El mismo (recurrente) sueño

Primero soñaba yo con Balaguer. Luego quien soñaba era Pancracio Ceroles. Luego todo fue un enredo, porque al soñar no recordaba si soñaba yo o soñaba Ceroles. La cuestión es que he vuelto a soñar, aquel primer sueño, y aquí regresa el diálogo:

PC: ¿Cree usted que ha hecho suficiente para erradicar de la administración pública la corrupción? JB: Sí, yo creo que sí, hasta donde las circunstancias me lo han permitido. ¿Usted se refiere sólo a la corrupción estatal? PC: Bueno, en sentido general, señor Presidente, a toda… JB: ¡Habría que hacer una revolución! ¿No cree usted? Imagínese que actualmente, en las aduanas y en la renta, se proceda judicialmente no sólo contra los funcionarios sino contra los contrabandistas y evasores. ¡Sería un caos! La corrupción ha maleado prácticamente todas las capas sociales, también en el ámbito privado. Somos un país enfermo, enfermo por la codicia, por el afán de lucro, por un desamor al trabajo aparentemente incorregible…

PC: ¿Y por qué no ha encabezado usted esa revolución, la lucha contra la corrupción?

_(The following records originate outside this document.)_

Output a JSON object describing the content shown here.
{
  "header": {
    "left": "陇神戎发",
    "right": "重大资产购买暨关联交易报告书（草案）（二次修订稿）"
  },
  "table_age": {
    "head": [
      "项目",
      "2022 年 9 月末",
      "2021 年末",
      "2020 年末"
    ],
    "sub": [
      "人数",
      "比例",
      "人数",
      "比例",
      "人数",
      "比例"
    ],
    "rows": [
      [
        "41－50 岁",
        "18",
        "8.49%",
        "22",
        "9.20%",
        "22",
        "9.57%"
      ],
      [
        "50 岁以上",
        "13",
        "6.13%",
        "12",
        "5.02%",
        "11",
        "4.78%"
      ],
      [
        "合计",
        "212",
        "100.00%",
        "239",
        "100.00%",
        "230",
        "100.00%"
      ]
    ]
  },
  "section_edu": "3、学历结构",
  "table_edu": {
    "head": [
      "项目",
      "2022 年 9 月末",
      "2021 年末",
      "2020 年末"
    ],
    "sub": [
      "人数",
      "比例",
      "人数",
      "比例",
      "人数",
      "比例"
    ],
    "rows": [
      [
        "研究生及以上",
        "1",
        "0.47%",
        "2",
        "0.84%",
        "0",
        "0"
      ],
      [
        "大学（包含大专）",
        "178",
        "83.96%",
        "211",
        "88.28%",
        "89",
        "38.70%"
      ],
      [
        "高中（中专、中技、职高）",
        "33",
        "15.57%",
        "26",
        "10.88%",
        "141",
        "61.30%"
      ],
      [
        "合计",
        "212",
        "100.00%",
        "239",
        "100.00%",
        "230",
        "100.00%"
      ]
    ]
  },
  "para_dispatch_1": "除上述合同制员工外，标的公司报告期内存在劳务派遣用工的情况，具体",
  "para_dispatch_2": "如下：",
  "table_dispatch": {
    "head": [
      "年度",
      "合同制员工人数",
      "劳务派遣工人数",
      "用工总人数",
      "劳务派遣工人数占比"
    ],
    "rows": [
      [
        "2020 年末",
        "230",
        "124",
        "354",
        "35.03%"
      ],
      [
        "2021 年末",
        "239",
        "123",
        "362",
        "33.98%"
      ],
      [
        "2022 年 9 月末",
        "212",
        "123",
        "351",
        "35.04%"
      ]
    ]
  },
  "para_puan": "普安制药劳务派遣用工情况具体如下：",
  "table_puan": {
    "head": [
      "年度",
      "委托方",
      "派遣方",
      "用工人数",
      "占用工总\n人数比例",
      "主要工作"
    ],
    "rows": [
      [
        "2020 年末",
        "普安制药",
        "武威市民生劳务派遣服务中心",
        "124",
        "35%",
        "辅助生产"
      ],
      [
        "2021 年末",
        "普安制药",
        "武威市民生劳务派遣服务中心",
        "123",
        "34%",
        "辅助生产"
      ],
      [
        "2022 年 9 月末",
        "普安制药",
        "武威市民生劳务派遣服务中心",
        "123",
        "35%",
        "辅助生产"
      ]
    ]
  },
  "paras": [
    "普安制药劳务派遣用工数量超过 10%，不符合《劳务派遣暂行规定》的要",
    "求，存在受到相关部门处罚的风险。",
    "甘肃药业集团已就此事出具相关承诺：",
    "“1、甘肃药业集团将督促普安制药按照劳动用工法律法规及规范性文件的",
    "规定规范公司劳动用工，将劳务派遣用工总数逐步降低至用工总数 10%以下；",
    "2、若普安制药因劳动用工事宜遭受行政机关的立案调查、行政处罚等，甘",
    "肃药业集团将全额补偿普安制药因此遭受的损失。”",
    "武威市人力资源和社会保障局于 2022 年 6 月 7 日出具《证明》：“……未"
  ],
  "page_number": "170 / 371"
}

JB: Una de las cosas que creo haber aprendido, dolorosamente, en mi carrera pública, es que todo lo que uno quiere hacer no es posible hacerlo. Quizás he debido luchar más contra este flagelo. Pero tampoco puede decirse, con apego a la justicia, que he hecho menos que nadie. Pero es preciso que actúe la Justicia, que se conozcan las pruebas, las evidencias, porque yo no soy juez, no puedo serlo…

PC: ¿Está entonces usted conforme con lo que ha hecho por ordenar al país?

JB: No. No lo estoy. No estoy conforme. Yo creo que he cometido errores, principalmente por debilidad, pero recuerde usted que yo no he sido juez, ni fiscal procurador, ni procurador general, sino Presidente de la República, y a veces ni siquiera éso, sino sólo uno de los políticos en la oposición.

Desperté con dos lágrimas ahogándome los ojos. El sueño era el mismo que había soñado antes, ¡quince años atrás! Las excusas eran iguales. Me pregunté qué clase de país tenemos, donde hasta soñar se hace difícil, y ni durmiendo se escapa uno.